Macro view: Solidarity convoys oppose vaccine and mask mandates
Experts believe that the bold occupation of Ottawa was a coordinated effort of anti-vaccine and anti-government organisations, protesting in isolation earlier but brought together under Canada’s anti-vaccine trucker protest.
Jim Stanford
Jim Stanford, economist and director of the Centre for Future Work, retweeted an article shared by Justin Ling, a freelance investigative journalist, on how conspiracy theorists steered Canada’s anti-vaccine trucker protest. Thousands of protestors gathered near the parliament hill as truckers continued to protest in Ottawa, promising to stay as long as needed to prevent the country’s vaccine requirements.
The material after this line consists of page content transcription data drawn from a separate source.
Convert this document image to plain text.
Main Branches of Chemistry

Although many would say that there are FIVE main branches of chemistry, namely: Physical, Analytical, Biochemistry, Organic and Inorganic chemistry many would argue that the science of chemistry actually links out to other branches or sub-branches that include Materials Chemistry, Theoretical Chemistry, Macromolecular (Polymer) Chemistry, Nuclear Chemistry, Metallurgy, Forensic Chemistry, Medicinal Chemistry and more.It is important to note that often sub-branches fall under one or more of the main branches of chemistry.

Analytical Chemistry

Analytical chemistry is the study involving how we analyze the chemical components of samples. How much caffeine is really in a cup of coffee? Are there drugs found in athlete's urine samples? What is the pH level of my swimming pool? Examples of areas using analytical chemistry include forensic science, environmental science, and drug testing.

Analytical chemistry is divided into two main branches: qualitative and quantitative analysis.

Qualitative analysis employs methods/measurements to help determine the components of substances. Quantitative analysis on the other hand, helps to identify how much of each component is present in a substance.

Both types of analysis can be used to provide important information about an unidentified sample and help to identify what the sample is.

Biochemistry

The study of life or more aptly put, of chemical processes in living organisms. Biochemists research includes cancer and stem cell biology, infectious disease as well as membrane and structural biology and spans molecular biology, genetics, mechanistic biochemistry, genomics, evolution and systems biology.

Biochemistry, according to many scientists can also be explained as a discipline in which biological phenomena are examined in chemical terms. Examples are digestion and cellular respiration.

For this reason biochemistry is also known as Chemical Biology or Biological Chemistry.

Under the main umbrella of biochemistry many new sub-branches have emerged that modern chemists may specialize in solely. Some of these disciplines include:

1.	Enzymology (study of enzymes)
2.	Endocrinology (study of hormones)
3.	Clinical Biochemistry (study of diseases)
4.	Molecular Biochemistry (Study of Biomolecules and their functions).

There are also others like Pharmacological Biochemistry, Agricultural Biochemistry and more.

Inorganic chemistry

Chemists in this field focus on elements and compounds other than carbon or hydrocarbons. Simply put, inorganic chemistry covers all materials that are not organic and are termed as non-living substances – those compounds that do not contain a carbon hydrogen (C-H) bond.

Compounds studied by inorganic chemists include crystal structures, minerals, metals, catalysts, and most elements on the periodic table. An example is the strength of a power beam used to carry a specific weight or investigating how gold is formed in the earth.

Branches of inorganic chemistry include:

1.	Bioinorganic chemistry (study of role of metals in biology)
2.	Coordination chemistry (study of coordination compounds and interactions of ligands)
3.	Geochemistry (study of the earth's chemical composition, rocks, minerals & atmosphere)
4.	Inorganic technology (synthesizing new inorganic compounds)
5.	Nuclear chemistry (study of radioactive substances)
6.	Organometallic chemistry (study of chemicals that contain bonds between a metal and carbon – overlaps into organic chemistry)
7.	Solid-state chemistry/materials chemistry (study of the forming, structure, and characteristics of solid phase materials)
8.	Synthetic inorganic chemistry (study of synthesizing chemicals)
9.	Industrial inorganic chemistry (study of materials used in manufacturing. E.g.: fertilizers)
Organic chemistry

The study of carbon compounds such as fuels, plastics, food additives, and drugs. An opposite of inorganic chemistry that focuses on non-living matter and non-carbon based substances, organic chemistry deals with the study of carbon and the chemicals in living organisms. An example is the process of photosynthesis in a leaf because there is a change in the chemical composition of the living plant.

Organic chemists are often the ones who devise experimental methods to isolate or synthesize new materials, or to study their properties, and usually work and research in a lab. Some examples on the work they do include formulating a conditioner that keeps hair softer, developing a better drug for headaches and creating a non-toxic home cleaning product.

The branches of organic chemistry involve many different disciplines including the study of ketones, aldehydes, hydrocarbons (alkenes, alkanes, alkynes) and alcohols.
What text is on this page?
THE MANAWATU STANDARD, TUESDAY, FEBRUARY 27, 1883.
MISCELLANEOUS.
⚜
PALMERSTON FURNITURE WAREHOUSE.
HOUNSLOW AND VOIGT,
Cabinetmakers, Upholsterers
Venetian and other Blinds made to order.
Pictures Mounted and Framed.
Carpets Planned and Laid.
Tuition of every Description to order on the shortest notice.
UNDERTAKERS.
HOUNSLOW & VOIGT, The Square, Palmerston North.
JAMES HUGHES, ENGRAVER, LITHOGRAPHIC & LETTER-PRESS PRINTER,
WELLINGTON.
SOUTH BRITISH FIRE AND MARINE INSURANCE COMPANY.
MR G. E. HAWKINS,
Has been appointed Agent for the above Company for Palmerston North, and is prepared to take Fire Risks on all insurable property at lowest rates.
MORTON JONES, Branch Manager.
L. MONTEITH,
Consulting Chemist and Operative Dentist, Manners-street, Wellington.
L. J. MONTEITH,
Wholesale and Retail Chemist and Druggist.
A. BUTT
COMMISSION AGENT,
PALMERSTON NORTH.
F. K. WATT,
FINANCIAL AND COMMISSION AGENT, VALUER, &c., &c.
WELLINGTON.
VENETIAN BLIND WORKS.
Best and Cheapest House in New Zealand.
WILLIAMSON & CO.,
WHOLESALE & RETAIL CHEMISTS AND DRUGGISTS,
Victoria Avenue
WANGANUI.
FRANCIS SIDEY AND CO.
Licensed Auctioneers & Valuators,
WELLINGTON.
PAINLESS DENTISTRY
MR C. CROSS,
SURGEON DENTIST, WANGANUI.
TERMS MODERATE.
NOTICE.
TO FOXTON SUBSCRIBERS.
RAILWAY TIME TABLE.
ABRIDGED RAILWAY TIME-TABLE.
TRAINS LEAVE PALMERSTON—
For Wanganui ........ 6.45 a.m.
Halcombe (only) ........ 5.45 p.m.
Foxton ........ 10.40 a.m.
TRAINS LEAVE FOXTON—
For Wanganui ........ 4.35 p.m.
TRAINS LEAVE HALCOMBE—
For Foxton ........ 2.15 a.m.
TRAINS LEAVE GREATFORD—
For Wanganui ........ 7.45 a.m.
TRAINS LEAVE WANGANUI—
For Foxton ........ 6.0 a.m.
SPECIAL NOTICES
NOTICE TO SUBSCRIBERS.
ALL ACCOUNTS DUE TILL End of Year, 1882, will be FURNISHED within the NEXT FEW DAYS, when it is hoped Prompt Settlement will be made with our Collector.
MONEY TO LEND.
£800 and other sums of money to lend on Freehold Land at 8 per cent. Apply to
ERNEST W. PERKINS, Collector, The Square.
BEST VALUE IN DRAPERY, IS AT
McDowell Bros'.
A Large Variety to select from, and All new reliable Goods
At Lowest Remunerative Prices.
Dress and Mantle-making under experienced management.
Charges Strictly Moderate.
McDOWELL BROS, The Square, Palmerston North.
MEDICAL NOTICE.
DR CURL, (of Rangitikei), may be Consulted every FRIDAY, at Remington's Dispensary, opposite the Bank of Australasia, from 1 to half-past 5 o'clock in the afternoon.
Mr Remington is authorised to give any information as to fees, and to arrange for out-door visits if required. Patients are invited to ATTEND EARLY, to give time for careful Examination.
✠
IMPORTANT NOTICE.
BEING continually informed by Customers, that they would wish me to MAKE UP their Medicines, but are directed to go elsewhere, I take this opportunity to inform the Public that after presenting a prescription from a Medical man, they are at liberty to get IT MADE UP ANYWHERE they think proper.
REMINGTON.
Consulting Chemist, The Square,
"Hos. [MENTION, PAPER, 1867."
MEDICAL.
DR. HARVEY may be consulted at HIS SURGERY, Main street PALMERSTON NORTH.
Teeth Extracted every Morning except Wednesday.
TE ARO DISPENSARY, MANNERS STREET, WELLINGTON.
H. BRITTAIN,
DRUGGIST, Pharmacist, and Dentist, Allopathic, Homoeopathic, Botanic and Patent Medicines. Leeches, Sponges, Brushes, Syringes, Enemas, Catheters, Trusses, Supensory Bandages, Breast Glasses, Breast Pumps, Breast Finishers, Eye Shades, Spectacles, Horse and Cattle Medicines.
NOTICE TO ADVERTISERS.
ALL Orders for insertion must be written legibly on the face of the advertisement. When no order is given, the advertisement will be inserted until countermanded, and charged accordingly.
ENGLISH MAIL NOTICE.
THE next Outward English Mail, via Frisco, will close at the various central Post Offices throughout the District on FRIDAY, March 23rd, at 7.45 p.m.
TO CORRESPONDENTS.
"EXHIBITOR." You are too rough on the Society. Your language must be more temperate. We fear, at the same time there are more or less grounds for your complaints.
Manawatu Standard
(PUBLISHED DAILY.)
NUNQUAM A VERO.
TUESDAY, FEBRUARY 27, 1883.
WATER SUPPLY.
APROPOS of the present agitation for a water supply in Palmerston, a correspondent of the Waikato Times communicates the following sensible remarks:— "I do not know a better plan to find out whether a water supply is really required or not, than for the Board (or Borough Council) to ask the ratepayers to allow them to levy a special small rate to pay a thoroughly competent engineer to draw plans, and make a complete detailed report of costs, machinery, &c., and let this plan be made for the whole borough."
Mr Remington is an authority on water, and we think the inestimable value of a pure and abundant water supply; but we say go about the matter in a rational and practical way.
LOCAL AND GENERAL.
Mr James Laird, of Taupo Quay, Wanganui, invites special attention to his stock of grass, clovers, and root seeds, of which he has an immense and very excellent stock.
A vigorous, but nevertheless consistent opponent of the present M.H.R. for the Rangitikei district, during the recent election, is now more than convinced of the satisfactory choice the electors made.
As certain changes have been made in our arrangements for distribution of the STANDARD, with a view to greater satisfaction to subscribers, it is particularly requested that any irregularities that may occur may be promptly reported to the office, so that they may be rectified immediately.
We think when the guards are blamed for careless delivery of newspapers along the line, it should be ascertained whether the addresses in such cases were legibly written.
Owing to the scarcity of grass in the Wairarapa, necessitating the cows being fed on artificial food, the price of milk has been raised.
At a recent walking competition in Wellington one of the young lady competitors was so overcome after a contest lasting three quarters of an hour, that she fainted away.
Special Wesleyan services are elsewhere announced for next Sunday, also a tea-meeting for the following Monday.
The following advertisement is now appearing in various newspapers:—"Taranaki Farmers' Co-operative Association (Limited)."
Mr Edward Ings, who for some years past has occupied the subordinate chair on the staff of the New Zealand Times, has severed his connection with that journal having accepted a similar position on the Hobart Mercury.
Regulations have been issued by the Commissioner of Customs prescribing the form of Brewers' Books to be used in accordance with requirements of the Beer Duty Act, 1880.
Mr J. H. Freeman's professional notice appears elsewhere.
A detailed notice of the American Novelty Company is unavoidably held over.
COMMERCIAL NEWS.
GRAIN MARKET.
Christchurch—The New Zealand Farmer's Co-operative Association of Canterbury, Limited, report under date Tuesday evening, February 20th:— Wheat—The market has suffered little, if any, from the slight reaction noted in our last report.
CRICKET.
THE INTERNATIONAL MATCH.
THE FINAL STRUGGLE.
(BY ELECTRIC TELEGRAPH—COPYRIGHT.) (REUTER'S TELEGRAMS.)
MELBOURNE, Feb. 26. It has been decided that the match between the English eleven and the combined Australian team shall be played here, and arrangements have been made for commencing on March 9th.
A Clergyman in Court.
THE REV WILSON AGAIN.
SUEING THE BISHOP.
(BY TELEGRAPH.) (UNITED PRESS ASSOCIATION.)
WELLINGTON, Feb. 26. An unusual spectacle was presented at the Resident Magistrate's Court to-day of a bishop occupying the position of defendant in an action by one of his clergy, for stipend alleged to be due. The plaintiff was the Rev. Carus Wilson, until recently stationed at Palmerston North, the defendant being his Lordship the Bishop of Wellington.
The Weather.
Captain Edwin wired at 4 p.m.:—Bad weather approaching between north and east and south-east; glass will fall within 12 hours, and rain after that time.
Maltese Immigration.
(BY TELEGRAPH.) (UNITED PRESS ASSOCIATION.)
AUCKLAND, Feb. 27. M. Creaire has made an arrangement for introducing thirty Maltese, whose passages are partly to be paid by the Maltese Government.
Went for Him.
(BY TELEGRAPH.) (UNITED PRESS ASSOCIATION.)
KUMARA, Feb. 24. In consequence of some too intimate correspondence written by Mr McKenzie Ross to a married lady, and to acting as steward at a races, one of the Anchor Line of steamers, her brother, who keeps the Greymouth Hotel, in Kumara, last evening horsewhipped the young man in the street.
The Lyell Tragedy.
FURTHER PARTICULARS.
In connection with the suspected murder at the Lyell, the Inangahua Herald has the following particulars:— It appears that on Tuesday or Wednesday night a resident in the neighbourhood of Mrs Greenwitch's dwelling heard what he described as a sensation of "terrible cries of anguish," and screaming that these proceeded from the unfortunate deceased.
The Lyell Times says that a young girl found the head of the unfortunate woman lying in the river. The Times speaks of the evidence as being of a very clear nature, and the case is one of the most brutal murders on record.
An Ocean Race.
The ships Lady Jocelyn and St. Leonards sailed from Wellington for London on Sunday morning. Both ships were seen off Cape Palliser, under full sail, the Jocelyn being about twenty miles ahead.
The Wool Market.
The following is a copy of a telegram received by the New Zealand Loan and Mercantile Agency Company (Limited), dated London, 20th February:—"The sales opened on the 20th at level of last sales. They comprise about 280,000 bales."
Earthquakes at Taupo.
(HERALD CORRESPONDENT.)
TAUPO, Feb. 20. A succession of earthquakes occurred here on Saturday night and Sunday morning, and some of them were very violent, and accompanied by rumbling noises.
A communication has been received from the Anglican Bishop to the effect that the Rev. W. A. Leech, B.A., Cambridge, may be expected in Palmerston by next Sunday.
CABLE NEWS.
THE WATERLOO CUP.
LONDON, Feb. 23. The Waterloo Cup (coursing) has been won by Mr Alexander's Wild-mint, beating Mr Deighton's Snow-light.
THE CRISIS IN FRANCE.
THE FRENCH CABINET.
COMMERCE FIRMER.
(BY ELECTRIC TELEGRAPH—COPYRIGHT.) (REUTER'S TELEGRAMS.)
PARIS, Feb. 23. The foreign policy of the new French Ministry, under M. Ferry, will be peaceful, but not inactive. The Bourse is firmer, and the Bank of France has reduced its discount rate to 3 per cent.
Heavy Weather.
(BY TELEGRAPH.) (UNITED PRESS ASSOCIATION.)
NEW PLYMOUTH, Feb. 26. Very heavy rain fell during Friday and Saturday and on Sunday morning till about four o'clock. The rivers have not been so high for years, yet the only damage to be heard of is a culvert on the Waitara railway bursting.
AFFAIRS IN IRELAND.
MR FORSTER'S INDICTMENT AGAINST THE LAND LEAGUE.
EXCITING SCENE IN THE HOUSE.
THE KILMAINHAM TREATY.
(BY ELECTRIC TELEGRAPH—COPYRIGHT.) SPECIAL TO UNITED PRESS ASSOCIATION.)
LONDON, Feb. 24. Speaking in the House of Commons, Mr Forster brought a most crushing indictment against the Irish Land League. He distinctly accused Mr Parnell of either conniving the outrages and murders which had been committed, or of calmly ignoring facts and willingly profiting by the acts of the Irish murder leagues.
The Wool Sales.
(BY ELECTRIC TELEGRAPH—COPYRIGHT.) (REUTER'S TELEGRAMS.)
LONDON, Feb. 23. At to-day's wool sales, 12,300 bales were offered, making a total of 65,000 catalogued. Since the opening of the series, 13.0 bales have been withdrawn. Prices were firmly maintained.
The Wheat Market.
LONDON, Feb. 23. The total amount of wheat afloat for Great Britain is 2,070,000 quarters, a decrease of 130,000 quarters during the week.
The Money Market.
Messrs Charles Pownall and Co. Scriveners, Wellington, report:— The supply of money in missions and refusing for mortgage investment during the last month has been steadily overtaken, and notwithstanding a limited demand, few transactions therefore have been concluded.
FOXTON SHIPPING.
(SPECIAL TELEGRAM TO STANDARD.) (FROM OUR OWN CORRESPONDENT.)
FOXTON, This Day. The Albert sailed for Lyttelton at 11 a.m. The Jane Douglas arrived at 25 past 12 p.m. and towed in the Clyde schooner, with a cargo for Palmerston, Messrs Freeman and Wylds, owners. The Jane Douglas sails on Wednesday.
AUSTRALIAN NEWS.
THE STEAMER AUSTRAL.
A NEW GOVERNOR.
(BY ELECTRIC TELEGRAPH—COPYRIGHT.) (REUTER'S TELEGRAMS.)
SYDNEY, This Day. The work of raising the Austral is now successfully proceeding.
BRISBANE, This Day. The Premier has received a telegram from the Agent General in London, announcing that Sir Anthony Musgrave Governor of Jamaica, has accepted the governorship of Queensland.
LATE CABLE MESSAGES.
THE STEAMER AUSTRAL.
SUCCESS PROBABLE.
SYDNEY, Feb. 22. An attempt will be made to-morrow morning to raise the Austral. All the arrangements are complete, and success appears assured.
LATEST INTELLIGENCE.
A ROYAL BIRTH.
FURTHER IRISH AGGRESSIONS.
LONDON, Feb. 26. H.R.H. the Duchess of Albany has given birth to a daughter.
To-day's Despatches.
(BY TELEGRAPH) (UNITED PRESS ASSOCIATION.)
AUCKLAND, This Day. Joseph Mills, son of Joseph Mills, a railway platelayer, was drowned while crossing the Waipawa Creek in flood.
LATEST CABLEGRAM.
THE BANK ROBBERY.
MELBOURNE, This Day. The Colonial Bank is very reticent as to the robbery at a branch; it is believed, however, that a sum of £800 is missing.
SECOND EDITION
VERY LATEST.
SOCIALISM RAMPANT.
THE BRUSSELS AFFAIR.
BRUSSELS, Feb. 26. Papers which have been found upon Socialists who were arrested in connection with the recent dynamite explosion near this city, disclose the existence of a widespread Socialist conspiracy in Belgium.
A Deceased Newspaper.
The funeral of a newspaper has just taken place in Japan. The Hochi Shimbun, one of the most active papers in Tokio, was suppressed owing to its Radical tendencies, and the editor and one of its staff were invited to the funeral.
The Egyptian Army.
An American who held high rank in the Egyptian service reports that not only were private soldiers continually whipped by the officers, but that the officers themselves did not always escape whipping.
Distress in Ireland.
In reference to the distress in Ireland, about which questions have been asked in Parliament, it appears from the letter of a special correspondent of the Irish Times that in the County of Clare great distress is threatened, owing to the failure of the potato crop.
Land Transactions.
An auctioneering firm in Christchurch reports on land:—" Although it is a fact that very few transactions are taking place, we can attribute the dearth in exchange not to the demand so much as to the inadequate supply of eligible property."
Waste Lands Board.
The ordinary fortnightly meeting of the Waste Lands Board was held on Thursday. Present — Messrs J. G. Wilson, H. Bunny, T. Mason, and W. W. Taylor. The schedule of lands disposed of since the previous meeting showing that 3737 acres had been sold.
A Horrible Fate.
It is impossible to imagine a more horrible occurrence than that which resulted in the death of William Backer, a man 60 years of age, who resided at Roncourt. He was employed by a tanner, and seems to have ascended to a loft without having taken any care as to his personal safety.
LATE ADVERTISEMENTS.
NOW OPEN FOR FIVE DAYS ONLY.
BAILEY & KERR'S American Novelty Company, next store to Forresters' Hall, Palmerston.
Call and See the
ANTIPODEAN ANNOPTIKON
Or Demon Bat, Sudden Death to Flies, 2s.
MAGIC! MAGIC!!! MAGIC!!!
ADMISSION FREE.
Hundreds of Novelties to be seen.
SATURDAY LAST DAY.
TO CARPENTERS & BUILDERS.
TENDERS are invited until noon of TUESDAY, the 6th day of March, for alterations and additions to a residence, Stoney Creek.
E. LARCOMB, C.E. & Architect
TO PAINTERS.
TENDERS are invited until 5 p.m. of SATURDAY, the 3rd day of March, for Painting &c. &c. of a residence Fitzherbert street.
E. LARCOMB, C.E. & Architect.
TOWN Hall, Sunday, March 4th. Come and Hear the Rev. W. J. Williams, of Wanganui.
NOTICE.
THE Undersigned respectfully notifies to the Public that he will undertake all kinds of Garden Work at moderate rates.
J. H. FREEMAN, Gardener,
Experts claim that Ottawa’s occupation was a result of unrivalled coordination between anti-vax and anti-government organisations and activists, and has been seized on by similar groups around the world.
The ‘freedom convoy’ that left for Ottawa on 23 January was orchestrated by James Bauder, a conspiracy theorist who has endorsed the QAnon movement and also called Covid-19 pandemic ‘the biggest political scam in history’. Bauder’s group, Canada Unity, believes that the vaccine mandates and passports are illegal under Canada’s constitution, the Nuremberg Code, and other international conventions.
Bauder’s movement got support from other groups after the prime minister, Justin Trudeau, announced last year that truckers crossing the US-Canada border would have to be fully vaccinated against Covid-19. Another group called the Action4Canada also launched legal challenges to mask and vaccine mandates, posing that the pandemic was carried out in part by Bill Gates and a ‘new world (economic) order’ to enable the injection of 5G-enabled microchips into the population.
Pedro da Costa
Pedro da Costa, a Federal Reserve and economy correspondent at the Market news International, retweeted an article shared by the Peterson Institute for International Economics (PIIE), on US wages growing at its fastest pace in decades in 2021, but prices growing even faster. Data further confirmed that consumer prices have risen 4.2% ever since the Covid-19 pandemic, bringing them 4.7% above the pre-pandemic trend.
Inflation accelerated over the last three months of 2021, growing at 9.1% annual rate measured by consumer price index for all urban consumers. Meanwhile, nominal wages in the US grew faster for some sectors relative to the pre-pandemic trend, but all sectors reported below-trend real wage growth.
Data further suggested that worker pay growth slowed during the initial days of the pandemic but rose steadily since the end of 2020. As a result, both nominal wages and nominal compensation were above their pre-pandemic trends in 2021. However, prices rose sharply in last year, and is likely to remain elevated.
Robin Brooks
Robin Brooks, chief economist at the Institute of International Finance (IIF), tweeted on Europe needing a plan. Brooks stated that the high inflation and rising global yield equilibrium that economies are transitioning into post-Covid is dangerous to highly indebted sovereign countries like Italy and Greece.
Brook explains via a chart on the spread of ten-year sovereign bonds over bunds, that the spreads are still low, but rising fast. Therefore, the European Central Bank’s (ECB) quantitative easing to expand economic activity and spending in the economy post-pandemic will not be possible with high inflation.